My enduring memory of those moments--and I know they had to be moments, though it seemed like hours--is green water filled with sand swirling in front my eyes as I was flipped around onto my head. I remember how much it hurt to be thrown into the sea floor--I'd lost all buoyancy and was being hurled through the water, upside down and all around. I was already tired from swimming and the sun, and fighting the force that was holding me underwater was becoming more difficult since I no longer had any bearings. I no longer had any control.

My life did not flash before my eyes. I just suddenly realized, "This is it. I'm not going to make it." And I relaxed, and let the water take me. I felt very calm. Then, my knees hit the sand, and my head broke the water. I'd landed on a sand bar, a good half mile down the beach from where I'd started. I sat there for a little, not cognizant of my very good fortune, just weary, breathless, and a little dizzy from being thrown around underwater. Eventually, I was able to get up and stagger back up the beach where my family had not even noticed my absence. One can indeed drown without a sound.

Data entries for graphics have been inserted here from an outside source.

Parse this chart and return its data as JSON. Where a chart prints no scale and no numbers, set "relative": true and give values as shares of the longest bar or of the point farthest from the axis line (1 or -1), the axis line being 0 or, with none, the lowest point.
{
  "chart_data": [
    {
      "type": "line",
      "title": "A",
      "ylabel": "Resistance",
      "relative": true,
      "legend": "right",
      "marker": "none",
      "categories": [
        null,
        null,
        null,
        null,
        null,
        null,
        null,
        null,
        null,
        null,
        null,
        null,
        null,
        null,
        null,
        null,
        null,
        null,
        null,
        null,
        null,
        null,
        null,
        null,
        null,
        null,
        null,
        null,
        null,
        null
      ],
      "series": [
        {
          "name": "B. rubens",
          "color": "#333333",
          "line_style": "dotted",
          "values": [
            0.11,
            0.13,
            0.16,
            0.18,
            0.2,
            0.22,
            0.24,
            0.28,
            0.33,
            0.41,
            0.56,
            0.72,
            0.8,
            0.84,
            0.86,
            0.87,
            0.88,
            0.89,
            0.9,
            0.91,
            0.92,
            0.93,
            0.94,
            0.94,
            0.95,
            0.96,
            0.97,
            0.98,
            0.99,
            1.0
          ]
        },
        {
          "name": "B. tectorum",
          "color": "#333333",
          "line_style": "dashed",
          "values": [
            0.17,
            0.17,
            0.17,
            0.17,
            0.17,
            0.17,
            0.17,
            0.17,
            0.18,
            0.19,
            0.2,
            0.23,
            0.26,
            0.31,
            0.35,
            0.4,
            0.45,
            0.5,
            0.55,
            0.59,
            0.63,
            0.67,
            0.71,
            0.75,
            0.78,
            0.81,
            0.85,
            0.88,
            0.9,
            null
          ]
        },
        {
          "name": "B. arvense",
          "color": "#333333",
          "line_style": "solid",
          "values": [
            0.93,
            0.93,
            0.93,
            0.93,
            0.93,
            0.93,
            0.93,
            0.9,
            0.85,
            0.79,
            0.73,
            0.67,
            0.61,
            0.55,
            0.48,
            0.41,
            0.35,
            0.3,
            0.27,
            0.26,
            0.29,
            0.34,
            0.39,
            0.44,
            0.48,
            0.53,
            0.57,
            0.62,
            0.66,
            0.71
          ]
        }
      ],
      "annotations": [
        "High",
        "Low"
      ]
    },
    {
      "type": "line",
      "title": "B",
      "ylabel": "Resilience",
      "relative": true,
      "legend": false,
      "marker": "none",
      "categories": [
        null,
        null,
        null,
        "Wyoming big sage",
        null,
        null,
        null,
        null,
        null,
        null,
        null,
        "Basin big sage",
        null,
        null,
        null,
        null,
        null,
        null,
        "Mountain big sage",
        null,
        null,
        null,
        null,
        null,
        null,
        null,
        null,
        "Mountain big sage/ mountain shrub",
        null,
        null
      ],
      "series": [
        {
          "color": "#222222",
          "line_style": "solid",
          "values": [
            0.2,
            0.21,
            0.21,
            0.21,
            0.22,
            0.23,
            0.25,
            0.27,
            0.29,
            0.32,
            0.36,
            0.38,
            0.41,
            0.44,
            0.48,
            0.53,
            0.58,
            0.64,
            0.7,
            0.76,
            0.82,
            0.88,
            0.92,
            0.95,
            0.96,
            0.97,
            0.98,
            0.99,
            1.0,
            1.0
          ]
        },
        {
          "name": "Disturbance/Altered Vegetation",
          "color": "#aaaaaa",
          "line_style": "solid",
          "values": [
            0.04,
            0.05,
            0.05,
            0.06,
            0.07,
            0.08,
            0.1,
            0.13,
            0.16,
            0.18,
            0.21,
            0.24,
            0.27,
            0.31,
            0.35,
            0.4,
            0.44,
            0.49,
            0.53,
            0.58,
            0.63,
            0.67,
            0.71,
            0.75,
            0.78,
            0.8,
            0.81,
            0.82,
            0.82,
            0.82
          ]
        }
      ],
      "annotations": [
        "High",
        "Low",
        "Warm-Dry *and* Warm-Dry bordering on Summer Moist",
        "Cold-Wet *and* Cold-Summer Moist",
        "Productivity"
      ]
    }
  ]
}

I still have nightmares of being trapped underwater. I will go into open water only up to my ankles, and I venture no further.

Like the ocean, life runs in cycles that sometimes seem no less than amorphous, chaotic shiftings of directionless masses of daily activity. We are born, we reach maturity, we reproduce, we die, and hopefully, in between, there are moments when we land on a sand bar to take a look at what's going on around us.

In the last five years, and most dramatically in the last three, my life has been broken by waves and whirlpools and eddies that have threatened my orientation, my sense of place in the world. This isn't necessarily a bad thing, but it has knocked me off balance. Right now, I feel like I'm standing again on that shelf in the Atlantic. I see the wave coming, and there is no avoiding it, but I'm not sure how hard it will it hit me, what will be the effect, if an even larger wave is lurking behind. Will this be the one that pulls me out to sea, or I will step off the shelf of my own volition?

This is admission that I know things have changed, possibly more profoundly than even I realize. A couple of nights ago, the son and I were discussing his entrance into high school and how much he dreads the change. "You can make it an adventure," I told him, "or you can make yourself miserable."

I can also make change an adventure, but I haven't reached that state of calm yet. I haven't reached the place where I can allow what is inevitable to take me. I don't know how to ride this wave, and I can only hope that I figure it out in time.

Go listen to some good music: "High Tide" from the album 7 Day Weekend by CS Angels.